Judas and Peter, two of His personally chosen Apostles, who traveled, ministered and sat at dinner with him, later betrayed and denied Him. Yet, He was always patient and just to those who did wrong and He remained loving and respectful to them.
Saving a Seat for Others
Unfortunately, while our culture and society seems to push for more inclusion, we remain more secluded, separated and divided than ever. It’s a sad and unnecessary reality that anyone would feel left out or excluded today.
God made us all different. But, He set a standard for us to follow. While He allows us to believe, do and choose our own ways, as Christians, we are called to follow His standards not our own.
Because we are not all following the same standards, we are not all going to want to sit together or hang out. We all don’t fit into the same molds. But, if we choose to be like Jesus and share the love and kindness He shared, there is no reason for us not to save a seat, without showing partiality, for someone who wants to join us.
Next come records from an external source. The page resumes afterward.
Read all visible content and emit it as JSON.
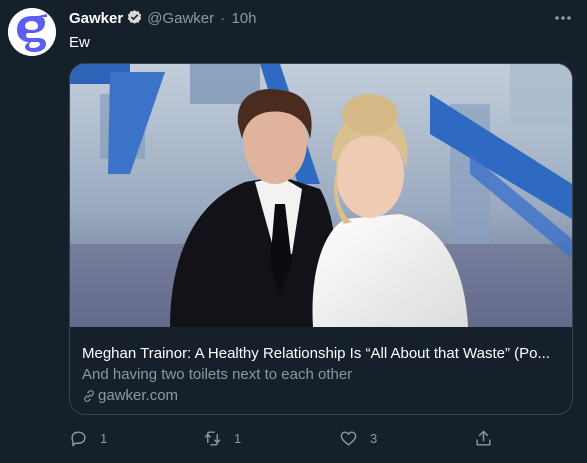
{
  "tweet": {
    "author_name": "Gawker",
    "author_handle": "@Gawker",
    "separator": "·",
    "time": "10h",
    "text": "Ew"
  },
  "card": {
    "title": "Meghan Trainor: A Healthy Relationship Is “All About that Waste” (Po...",
    "description": "And having two toilets next to each other",
    "domain": "gawker.com"
  },
  "actions": {
    "reply_count": "1",
    "retweet_count": "1",
    "like_count": "3"
  },
  "colors": {
    "background": "#15202b",
    "text": "#ffffff",
    "secondary": "#8b98a5",
    "border": "#38444d",
    "brand": "#5b5ef0"
  },
  "icons": [
    "gawker-logo-icon",
    "verified-badge-icon",
    "more-icon",
    "link-icon",
    "reply-icon",
    "retweet-icon",
    "like-icon",
    "share-icon"
  ]
}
Sure we’re different and have various passions and interests. It’s okay to form a group to promote and encourage those interests. It’s when we begin to purposely exclude others from participating or sharing our experience and adopt the “Us Four and No More” mentality, that we begin to lose sight of our place and leave other good people sitting alone.
BRINGING IT HOME
Were you ever excluded from a group you wished to join?
How did that make you feel?
Would you be willing to add a chair and invite someone new to your group?